This was sheer pleasure. Despite looking promising from the trailer, I was a bit nervous that my opinion would turn out to be at variance with the many praiseworthy reviews which abound. It didn't.
A contemporary take on the whodunits of (principally) Agatha Christie as depicted on screen through the star-studded Hercule Poirot films, this involves wealthy family patriarch, played by Christopher Plummer, apparently committing suicide on the night following having celebrated his 85th birthday with generations of his family - a cast including Jamie Lee Curtis, Toni Collette, Don Johnson, Michel Shannon and Chris Evans. But notwithstanding a seeming straight-forwardness of the situation (a pre-determined decision by the deceased to close his own successful life at this juncture and let his family move on without him?) the police have suspicions of foul play and two officers arrive for a post-funeral investigation - with a private investigator in tow, played by Daniel Craig, as unlike 007 as you could wish, and with a (to me) rather startling American regional accent. After hanging back as silent observer, it's not long before Craig takes centre stage, twinkling his way with probing questions, verbal prods and thrusts to each individual, including house staff, who was in the huge manorial residence at the time.
Much of the first part of the film involves the audience getting to know something about a certain one of their characters of which the others, including Craig, don't (yet) know - and then we watch Craig assembling the jig-saw of clues into a meaningful shape until, in the final minutes, it all comes together. And no, I hadn't guessed the outcome (not that I'd tried too hard!)
It's filmed around Boston. Mass. with a script that is sharp, perceptive, and often funny, and with contemporary references. All the cast are on top form, each getting his or her turn in the spotlight, yet without getting the story too fragmented, Daniel Craig providing adhesion to the whole. One quite amusing feature is that one of the cast has a condition in which, if she lies, she has a compulsion to vomit. Needless to say, this feature is utilised at crucial points in the story.

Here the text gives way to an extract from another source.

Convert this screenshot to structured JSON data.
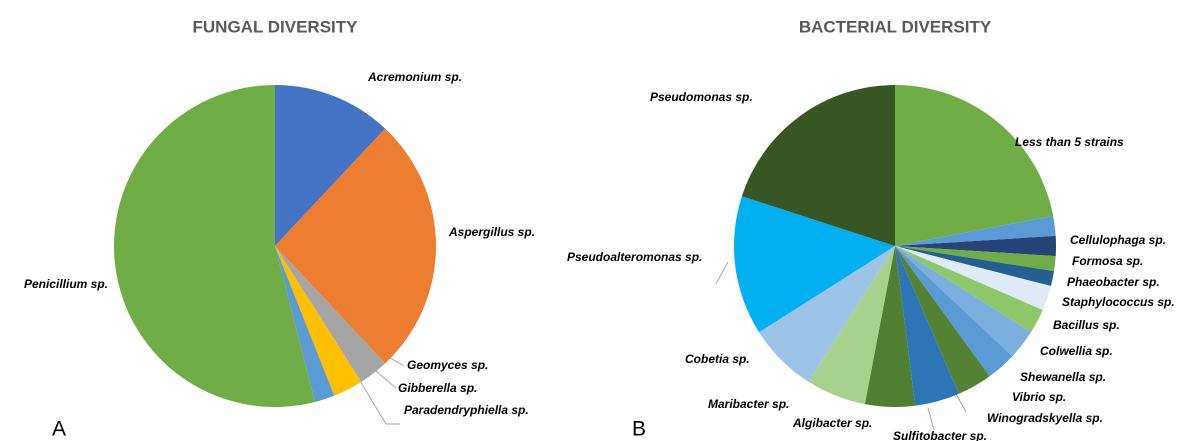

There are a lot of details in the film which are, perhaps, delivered too fast for one (not just me?) to grasp everything. Nonetheless it's not a hard film to follow though I would like to watch it again to discover what I missed first time around. It's one of those tales where you feel that each sentence carries a weight which may nor be evident at the time, and I'm sure I missed a lot of what was significant, though in no way did that detract from my pleasure .
Director and writer Rian Johnson ('Looper' 2012) supplies perfection itself in both these fields and I can't imagine how the film could be improved.